Maybe you will never need hardware design skills to be a good developer, but it certainly gives you a wide range of knowledge. I think everybody should at least once have a look at those things.

Apart from that, I specialized on graphics and GPUs so it took 2 more years, with a final thesis to finish my work there, learning even more programming languages and learning how to design GPUs, very hard maths, physics and such. I'll never be able to catch up on all those things...

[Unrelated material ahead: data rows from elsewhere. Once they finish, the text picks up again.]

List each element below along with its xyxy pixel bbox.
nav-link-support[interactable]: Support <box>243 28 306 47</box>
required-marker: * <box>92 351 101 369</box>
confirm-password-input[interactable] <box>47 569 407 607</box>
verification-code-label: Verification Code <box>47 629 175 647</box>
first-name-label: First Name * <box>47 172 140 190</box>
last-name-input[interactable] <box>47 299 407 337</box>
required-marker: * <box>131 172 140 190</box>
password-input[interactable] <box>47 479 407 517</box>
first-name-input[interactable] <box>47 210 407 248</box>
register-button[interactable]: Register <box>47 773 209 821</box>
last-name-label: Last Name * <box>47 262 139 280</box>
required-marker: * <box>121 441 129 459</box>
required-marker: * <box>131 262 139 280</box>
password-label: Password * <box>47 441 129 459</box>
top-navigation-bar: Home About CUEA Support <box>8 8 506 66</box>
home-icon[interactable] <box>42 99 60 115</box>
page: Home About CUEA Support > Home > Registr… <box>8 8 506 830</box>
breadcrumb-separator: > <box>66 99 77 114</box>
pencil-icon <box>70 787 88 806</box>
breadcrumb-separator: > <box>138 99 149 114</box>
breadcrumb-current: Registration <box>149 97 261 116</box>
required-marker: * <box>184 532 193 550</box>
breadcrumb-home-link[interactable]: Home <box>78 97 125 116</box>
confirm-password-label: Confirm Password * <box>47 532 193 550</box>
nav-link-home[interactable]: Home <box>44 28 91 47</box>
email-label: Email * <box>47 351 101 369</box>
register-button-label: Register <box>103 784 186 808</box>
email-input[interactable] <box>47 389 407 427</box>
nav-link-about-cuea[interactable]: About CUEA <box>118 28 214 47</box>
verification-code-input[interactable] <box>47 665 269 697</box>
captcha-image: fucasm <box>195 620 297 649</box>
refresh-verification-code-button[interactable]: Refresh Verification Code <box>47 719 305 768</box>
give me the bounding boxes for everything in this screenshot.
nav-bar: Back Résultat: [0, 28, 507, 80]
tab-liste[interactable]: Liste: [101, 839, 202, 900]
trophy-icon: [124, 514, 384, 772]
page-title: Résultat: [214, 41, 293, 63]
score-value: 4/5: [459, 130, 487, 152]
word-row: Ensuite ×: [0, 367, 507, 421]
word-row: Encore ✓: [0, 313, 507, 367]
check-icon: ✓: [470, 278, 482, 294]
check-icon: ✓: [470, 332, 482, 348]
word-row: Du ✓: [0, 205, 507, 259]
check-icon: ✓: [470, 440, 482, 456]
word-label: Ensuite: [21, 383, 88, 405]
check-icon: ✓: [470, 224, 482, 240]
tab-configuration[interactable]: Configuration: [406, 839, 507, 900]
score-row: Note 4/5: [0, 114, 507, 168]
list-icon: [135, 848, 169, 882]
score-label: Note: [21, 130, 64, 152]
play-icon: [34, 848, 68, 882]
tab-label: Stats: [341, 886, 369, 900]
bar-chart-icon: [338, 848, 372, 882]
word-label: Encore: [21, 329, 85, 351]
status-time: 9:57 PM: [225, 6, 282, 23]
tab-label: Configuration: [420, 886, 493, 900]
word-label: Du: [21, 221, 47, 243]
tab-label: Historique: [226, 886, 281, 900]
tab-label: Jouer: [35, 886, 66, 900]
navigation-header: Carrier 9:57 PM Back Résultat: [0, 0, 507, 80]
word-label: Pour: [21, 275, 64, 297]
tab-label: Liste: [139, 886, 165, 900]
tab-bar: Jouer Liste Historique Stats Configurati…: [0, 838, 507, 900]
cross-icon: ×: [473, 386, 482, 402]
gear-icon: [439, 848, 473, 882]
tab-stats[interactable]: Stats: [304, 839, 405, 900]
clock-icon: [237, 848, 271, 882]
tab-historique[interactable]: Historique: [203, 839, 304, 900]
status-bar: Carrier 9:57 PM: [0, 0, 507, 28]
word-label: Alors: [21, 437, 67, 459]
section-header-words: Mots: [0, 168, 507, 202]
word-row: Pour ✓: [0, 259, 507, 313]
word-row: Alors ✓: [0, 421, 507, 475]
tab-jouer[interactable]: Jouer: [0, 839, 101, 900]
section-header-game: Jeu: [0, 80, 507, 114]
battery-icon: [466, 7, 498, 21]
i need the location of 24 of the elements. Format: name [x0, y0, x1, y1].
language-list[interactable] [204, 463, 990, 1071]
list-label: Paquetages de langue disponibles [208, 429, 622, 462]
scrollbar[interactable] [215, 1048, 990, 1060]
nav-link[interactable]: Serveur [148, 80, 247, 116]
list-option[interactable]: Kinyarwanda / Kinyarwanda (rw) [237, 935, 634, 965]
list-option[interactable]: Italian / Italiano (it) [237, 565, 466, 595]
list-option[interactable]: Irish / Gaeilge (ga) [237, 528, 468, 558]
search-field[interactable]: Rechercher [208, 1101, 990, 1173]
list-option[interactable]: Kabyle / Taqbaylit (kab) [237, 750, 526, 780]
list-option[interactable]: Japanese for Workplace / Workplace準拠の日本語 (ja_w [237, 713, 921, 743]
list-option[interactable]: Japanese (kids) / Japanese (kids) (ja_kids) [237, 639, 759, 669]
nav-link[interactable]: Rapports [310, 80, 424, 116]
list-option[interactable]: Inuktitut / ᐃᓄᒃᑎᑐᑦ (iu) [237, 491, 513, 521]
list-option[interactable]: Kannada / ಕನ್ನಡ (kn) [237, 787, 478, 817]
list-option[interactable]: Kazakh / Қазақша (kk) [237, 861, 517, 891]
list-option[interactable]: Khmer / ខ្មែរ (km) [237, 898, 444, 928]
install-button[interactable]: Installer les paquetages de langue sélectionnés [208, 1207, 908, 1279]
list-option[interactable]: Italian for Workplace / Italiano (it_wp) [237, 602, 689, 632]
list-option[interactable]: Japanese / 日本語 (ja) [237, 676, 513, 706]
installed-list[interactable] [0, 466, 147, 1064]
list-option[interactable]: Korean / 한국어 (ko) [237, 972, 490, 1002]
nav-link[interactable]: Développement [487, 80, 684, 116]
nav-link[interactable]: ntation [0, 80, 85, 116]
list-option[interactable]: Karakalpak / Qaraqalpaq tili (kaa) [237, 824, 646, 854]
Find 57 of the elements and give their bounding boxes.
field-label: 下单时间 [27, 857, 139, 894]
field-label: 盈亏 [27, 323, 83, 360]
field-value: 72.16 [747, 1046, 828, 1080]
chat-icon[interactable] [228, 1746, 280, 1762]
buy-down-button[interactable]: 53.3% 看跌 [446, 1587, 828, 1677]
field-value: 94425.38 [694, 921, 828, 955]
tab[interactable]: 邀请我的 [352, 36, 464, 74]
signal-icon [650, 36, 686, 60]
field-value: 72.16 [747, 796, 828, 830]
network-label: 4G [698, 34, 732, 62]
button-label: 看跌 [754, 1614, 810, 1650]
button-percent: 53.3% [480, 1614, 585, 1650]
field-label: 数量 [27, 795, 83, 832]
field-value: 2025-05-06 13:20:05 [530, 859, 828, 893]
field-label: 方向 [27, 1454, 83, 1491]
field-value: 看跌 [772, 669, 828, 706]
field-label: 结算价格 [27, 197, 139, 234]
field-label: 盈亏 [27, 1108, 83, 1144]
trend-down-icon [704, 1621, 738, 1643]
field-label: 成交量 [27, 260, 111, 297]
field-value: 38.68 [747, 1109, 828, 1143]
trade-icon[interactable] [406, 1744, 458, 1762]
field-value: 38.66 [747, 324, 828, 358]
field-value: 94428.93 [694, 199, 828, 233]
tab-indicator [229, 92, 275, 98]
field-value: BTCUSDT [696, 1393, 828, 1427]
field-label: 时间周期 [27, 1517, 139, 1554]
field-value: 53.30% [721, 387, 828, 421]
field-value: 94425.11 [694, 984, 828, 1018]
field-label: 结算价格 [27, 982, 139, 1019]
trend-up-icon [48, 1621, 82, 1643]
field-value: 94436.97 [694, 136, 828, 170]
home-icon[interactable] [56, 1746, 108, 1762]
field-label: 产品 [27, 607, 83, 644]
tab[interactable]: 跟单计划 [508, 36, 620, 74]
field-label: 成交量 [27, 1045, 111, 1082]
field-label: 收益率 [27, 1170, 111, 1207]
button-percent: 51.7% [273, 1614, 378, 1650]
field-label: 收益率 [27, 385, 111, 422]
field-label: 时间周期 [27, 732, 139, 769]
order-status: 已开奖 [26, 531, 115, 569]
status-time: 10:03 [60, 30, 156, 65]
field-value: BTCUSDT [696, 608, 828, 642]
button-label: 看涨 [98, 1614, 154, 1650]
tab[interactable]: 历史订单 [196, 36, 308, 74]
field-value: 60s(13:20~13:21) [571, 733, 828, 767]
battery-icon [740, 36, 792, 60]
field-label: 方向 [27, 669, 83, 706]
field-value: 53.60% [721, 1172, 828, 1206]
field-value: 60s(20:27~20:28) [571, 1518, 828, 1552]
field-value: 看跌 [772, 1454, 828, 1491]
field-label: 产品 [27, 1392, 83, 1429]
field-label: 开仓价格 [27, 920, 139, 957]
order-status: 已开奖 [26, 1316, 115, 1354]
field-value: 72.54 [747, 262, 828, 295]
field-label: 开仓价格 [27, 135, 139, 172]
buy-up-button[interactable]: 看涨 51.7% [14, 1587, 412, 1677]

Also you learn many other things related to human interaction while working on a very stressful environment of daily goals, like writing code that others will read, refactoring of code, working with other programmers. And also help you care about stuff like efficiency, memory management, and using many of the items you learned all through your career.

Ask yourself

Ok. You learned python, java, javascript, or even c++ in an online course, or a 4 months course. You've been working on it for some years now. And you can do many things with it and you feel confident that what you are doing works. But ask yourself these questions:

  • Do you know exactly what you are doing when writing each line of code?
  • Have you put time and effort to study how to do things properly instead of writing code that works?
  • Have you studied and applied software patterns and good practices?
  • Are you interested in learning new stuff that other of your colleagues use and you don't understand?
  • Is your code efficient? if not, do you know how to write efficient code in the language you are using?
  • Do you know if you are wasting too much memory on your processes? do you know how to debug and profile your code?
  • Are you saturating the cpu or gpu?
  • Are you designing your application or tool before writing a single line of code?
  • Are you writing code that others will easily understand?

Everybody can learn what computer engineers do. In fact, you can do it more efficiently while working and I suggest you do and start working sooner. Just don't think you know more than them if you don't know or care about any of these things.